故に、刹那のみが数分の使用が赦されるのだ。

「刹那兄! どうしてクリスタルを……!」

「ああいうのを黙らせるには、圧倒的な恐怖が一番手っ取り早いんだよ。 クリスタルはその存在そのものが威圧感を持つ。 僕の全力の殺気じゃあ大変なことになるから、クリスタルの重圧くらいがちょうどいいんだよ」

殺気にも形がある。
押し潰す様な重圧であったり、斬り刻むかの様な鋭利さであったり、化物の様な荒々しさであったり、その形はそれぞれだ。
刹那の場合は、あらゆる形の殺気を持つ。
故に、刹那の全力の殺気は、たかが高校生が意識を保って入れるほど、正気を保って入れるほど、生易しい物ではないのだ。

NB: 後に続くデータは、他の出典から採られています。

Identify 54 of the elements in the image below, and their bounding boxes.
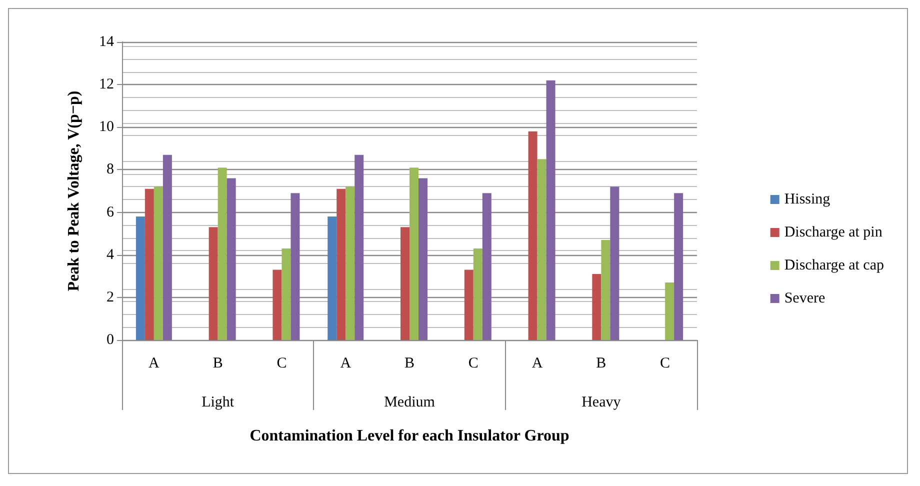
bar	[272, 270, 282, 340]
bar	[400, 227, 410, 340]
x-axis-title: Contamination Level for each Insulator Group	[250, 428, 570, 444]
bar	[144, 188, 154, 340]
y-axis-title: Peak to Peak Voltage, V(p−p)	[66, 90, 82, 292]
bar	[674, 193, 684, 340]
bar	[336, 188, 346, 340]
bar	[482, 193, 492, 340]
bar	[162, 154, 172, 340]
y-tick-label: 14	[99, 34, 114, 50]
bar	[282, 248, 291, 340]
bar	[208, 227, 218, 340]
bar	[226, 178, 236, 340]
y-tick-label: 2	[106, 289, 114, 306]
bar	[610, 186, 620, 340]
bar	[592, 274, 602, 340]
bar	[546, 80, 556, 340]
x-tick-label: C	[468, 356, 478, 372]
bar	[346, 186, 355, 340]
bar	[218, 168, 227, 340]
x-tick-label: A	[532, 356, 543, 372]
y-tick-label: 10	[99, 119, 114, 136]
bar	[354, 154, 364, 340]
x-tick-label: A	[148, 356, 160, 372]
legend-label: Discharge at cap	[784, 258, 884, 274]
bar	[528, 131, 538, 340]
x-tick-label: B	[596, 356, 606, 372]
legend-label: Discharge at pin	[784, 224, 883, 240]
text: Light	[202, 394, 235, 410]
y-tick-label: 12	[99, 76, 114, 93]
bar	[473, 248, 482, 340]
text: Heavy	[582, 394, 622, 410]
text: Medium	[384, 394, 436, 410]
y-tick-label: 0	[106, 332, 114, 348]
bar	[418, 178, 428, 340]
y-tick-label: 4	[106, 246, 114, 263]
x-tick-label: C	[276, 356, 287, 372]
y-tick-label: 6	[106, 204, 114, 220]
y-tick-label: 8	[106, 162, 114, 178]
bar	[537, 159, 546, 340]
bar	[136, 216, 145, 340]
bar	[665, 282, 674, 340]
bar	[154, 186, 163, 340]
x-tick-label: A	[340, 356, 352, 372]
bar	[410, 168, 418, 340]
x-tick-label: B	[404, 356, 415, 372]
bar	[290, 193, 300, 340]
bar	[328, 216, 337, 340]
bar	[601, 240, 610, 340]
legend-label: Hissing	[784, 192, 831, 208]
x-tick-label: B	[212, 356, 223, 372]
legend-label: Severe	[784, 290, 826, 306]
bar	[464, 270, 474, 340]
x-tick-label: C	[660, 356, 670, 372]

「悪いけど、さっきので興が削がれた。 今日はもう終わるよ」

「ああ、わかった」

「え!? ちょ、一夏! いいの!?」

「あ、もう終わりなんですか?」

「いいんだ。 刹那兄がそう言うなら、俺たちは従うだけだ」

一夏は、『カオス・クリスタル』のダメージについて知っているため、少しでも休んでもらうために、素直に従ったのだ。
それに、一夏たちは教えてもらう身だ。
教えてくれる刹那が絶対なのだ。

「悪いね。 僕は戻らせてもらうよ」

「了解」

刹那は、そう言うと一足先に戻るのだった。